Amongst his benefactors was Sir John Danvers of Chelsea, the regicide. Fuller in 1647 began to preach at St Clement's, Eastcheap, and elsewhere in the capacity of lecturer. While at St Clement's he was suspended; but soon recovered his freedom and preached wherever he was invited. At Chelsea, where also he occasionally officiated, he covertly preached a sermon on the death of Charles, but he did not break with his Roundhead patrons. James Hay, 2nd Earl of Carlisle made him his chaplain, and presented him in 1648 or 1649 to the curacy of Waltham Abbey. His possession of the living was in jeopardy on the appointment of Oliver Cromwell's "Tryers"; but he evaded their inquisitorial questions by his ready wit. He was not disturbed at Waltham in 1655, when the Protector's edict prohibited the adherents of the late king from preaching.

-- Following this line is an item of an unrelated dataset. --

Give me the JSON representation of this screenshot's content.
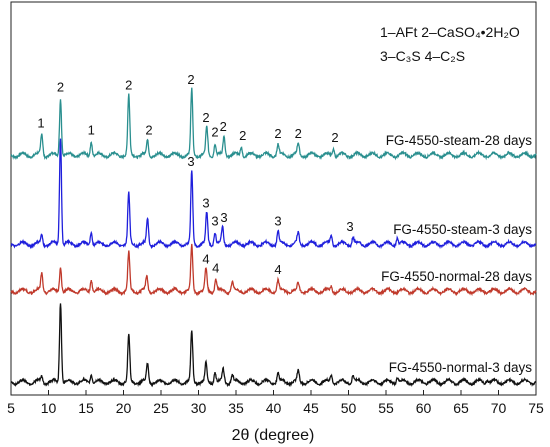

There is good reason to suppose that Fuller was at the Hague immediately before the Restoration, in the retinue of Lord Berkeley, one of the commissioners of the House of Lords, whose last service to his friend was to interest himself in obtaining him a bishopric. A Panegyrick to His Majesty on his Happy Return, one of the many contemporary poems celebrating the restoration of Charles II, was the last of Fuller's verse efforts.
On 2 August, by royal letters, he was admitted Doctor of Divinity at Cambridge. He resumed his lectures at the Savoy, where Samuel Pepys heard him preach; but he preferred his conversation or his books to his sermons. Fuller's last promotion was that of Chaplain Extraordinary to Charles II.
In the summer of 1661 Fuller visited the West in connexion with the business of his prebend, which had been restored to him. On Sunday 12 August, while preaching at the Savoy, he was seized with typhus fever, and died at his new lodgings in Covent Garden on 16 August. He was buried in Cranford church, where a mural tablet was afterwards set up on the north side of the chancel, with an epitaph which contains a conceit worthy of his own pen, to the effect that while he was endeavouring (viz, in. The Worthies) to give immortality to others, he himself attained it.